Once all activation has been written, the activation box will read 112 the cartridge RFID to confirm that the write operations were successful, and information matches the intended input values. If the information matches, the establishment operator is informed that activation is complete. To avoid potential identity theft from a hacking event, the requestor's biometric “avatar” data in the activation box's operating memory is immediately overwritten with null (or randomized) data. Alternatively, all avatar creation and handling during activation can be performed using RAM only in the activation box (e.g., preferably SRAM, but alternatively DRAM or other volatile memory despite their theoretically longer data retention times) so that de-powering of the activation unit (or at least of the avatar-handing SRAM circuitry therein) ensures all data is permanently lost.

With reference to FIG. 19, a similar activation procedure is used for a nebulizer/vaporizer device, by writing to the nebulizer's flash memory. Whenever a user purchases a nebulizer, third-party activation of the device by an authorized establishment (e.g. physician, pharmacist, medical cannabis dispensary, tobacco retailer, or other authorized point-of-sale establishment) begins with verification 121 of the intended user's identity. If the nebulizer itself is a prescription product (or comes filled with a prescription medication), confirmation of the prescription will also be required. For age-restricted products, confirmation 122 of the user's age from government-issued ID will also be required prior to activation of the device. The nebulizer's control circuit board port will be plugged into or otherwise set to interface with the activation box 123. Having requested 124 a user to position him/herself for biometric scanning, a scan creates 125 a unique “avatar” of biometric information for the user, which is then recorded into the nebulizer flash memory. The establishment's authorization code is also recorded in the flash memory to permit traceability of the activation. Likewise, the establishment operator will enter 126 the user's age, which is written 127 to the nebulizer's memory and linked to the “avatar”. Heating constraints may likewise be requested 128 and written 129 to allow the nebulizer/vaporizer device to appropriately control heating of its contents. Similarly, dosage constraints (including frequency of use) may be requested 130 and written 131 to the flash memory. After all required information has been written to the nebulizer flash memory, the activation box will typically read 132 the recorded information to verify that writing was successful and matches the intended input values. Activation of the device is now complete. Again, as with the activation of cartridges, the requestor's biometric “avatar” data in the activation box's operating memory will be overwritten to ensure user privacy and security.
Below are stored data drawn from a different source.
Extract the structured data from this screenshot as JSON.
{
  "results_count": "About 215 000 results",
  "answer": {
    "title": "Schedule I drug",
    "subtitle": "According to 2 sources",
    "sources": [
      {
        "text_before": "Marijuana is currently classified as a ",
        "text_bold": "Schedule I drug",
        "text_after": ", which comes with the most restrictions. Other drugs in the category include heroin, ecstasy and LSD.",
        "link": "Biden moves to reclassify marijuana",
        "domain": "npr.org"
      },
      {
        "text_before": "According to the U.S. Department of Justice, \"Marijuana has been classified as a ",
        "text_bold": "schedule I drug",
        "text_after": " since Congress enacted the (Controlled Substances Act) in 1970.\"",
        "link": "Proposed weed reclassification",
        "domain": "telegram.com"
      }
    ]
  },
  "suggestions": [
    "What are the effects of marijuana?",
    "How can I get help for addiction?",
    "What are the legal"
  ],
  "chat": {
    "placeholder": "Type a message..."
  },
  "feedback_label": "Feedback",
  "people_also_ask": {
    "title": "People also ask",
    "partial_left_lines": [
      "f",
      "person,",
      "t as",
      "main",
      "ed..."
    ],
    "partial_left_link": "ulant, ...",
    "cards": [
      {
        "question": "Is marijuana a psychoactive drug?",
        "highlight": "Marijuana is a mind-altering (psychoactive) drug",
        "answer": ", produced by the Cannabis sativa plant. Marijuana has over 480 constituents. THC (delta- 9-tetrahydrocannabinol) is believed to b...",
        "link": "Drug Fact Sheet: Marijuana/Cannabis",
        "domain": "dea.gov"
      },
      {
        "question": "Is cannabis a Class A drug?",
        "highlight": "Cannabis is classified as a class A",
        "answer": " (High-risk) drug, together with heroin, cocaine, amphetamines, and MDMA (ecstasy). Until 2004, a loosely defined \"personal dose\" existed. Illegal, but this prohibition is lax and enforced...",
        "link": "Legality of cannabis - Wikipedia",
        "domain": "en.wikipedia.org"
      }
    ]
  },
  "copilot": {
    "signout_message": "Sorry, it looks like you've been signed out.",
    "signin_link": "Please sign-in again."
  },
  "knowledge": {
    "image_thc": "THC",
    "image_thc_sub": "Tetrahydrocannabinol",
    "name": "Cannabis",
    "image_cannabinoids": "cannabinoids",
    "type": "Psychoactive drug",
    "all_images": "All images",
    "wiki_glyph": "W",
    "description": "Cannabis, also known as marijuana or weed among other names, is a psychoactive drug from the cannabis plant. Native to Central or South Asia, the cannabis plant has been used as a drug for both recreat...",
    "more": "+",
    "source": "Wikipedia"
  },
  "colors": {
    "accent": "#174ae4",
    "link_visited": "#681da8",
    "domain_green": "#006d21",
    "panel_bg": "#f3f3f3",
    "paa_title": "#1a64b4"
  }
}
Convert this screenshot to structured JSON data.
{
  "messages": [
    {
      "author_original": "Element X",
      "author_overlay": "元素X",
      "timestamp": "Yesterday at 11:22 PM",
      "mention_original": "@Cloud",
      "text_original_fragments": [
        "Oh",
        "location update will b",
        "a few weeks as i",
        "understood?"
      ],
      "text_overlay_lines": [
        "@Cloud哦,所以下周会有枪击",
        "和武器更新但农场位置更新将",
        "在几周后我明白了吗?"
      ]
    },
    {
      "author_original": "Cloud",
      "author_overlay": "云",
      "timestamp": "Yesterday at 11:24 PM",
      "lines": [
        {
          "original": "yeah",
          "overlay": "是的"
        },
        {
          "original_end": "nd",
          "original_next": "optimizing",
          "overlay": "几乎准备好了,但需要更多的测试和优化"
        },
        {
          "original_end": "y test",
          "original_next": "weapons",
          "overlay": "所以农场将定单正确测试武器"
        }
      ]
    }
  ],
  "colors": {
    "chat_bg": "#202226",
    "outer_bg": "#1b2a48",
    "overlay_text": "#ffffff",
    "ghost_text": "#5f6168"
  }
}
With reference to FIG. 20, an operational flowchart illustrates use of an activated cartridge in a nebulizer/vaporizer device according to representative firmware instructions used by the nebulizer device's control board. The sequence begins with typical power-up procedures. Where the nebulizer device is battery operated, the firmware confirms 201 that there is sufficient battery power available per preset constraints. Firmware integrity is confirmed 202. The real-time clock (RTC) date and time is confirmed 203 as being available and correct. The presence or absence of biometric scan device paired to the device is confirmed 204. If paired biometric scanner is available it will be used to verify user identity; otherwise, a scanner embedded in the nebulizer will be used. If any of these checks fail, the unit will power down. (Corresponding error codes may be recorded for diagnostic purposes.)

The presence of an installed and activated cartridge is confirmed 205. The firmware may be general enough to be used both with cartridge-only nebulizers and with nebulizers having their own fillable content volume. Likewise, the firmware could accommodate nebulizer devices that allow use of cartridges lacking their own edge barcode or edge code and/or RFID tag (checked in step 206).

When a cartridge is used that has encoded information in either edge barcode or pin code, and/or an RFID tag, a series of checks of that information follows. Does the coded information in the edge barcode or pin code match that in the RFID if both are present? (step 207) Is the cartridge manufacturer code on an approved list in the nebulizer firmware? (step 208) Does the usage tally in the nebulizer flash memory for the specific cartridge lot/batch number either exceed a maximum use limit specified by the cartridge information or grossly exceed (e.g. by some set percentage) “reasonable” usage limits constrained by the firmware? (step 209) Does the usage tally written to the cartridge RFID tag (if present) exceed the maximum use limit defined by the cartridge info (barcode, pin code, or RFID)? (step 210) If any of these queries is true, the unit will power down, preventing usage of unapproved or expired cartridges.

Next, a series of checks of the activation information follows before the unit can be used. Does the nebulizer flash memory contain a third-party establishment identification (activation code) (step 212A or 212B)? Does the cartridge RFID (if any) contain the third-party establishment activation code? (step 213) Is the third-party establishment activation code found in a firmware “pirate” blacklist? (step 214A or 214B) This would be the case if an establishment had violated rules of usage by, for example, selling products to underage users or without a prescription, or have been found to have refilled cartridges with contraband contents (or sold such cartridges). Does the nebulizer flash memory contain an encoded user biometric scan “avatar” created during third-party activation? (step 215A or 215B) If not, does the cartridge RFID contain such an “avatar”? (step 216) Have the cartridge contents passed the expiration date, or the expiration period after first usage? (step 217) If any of these checks fail, the unit will power down, preventing usage of not activated or improperly activated or expired cartridges or nebulizers.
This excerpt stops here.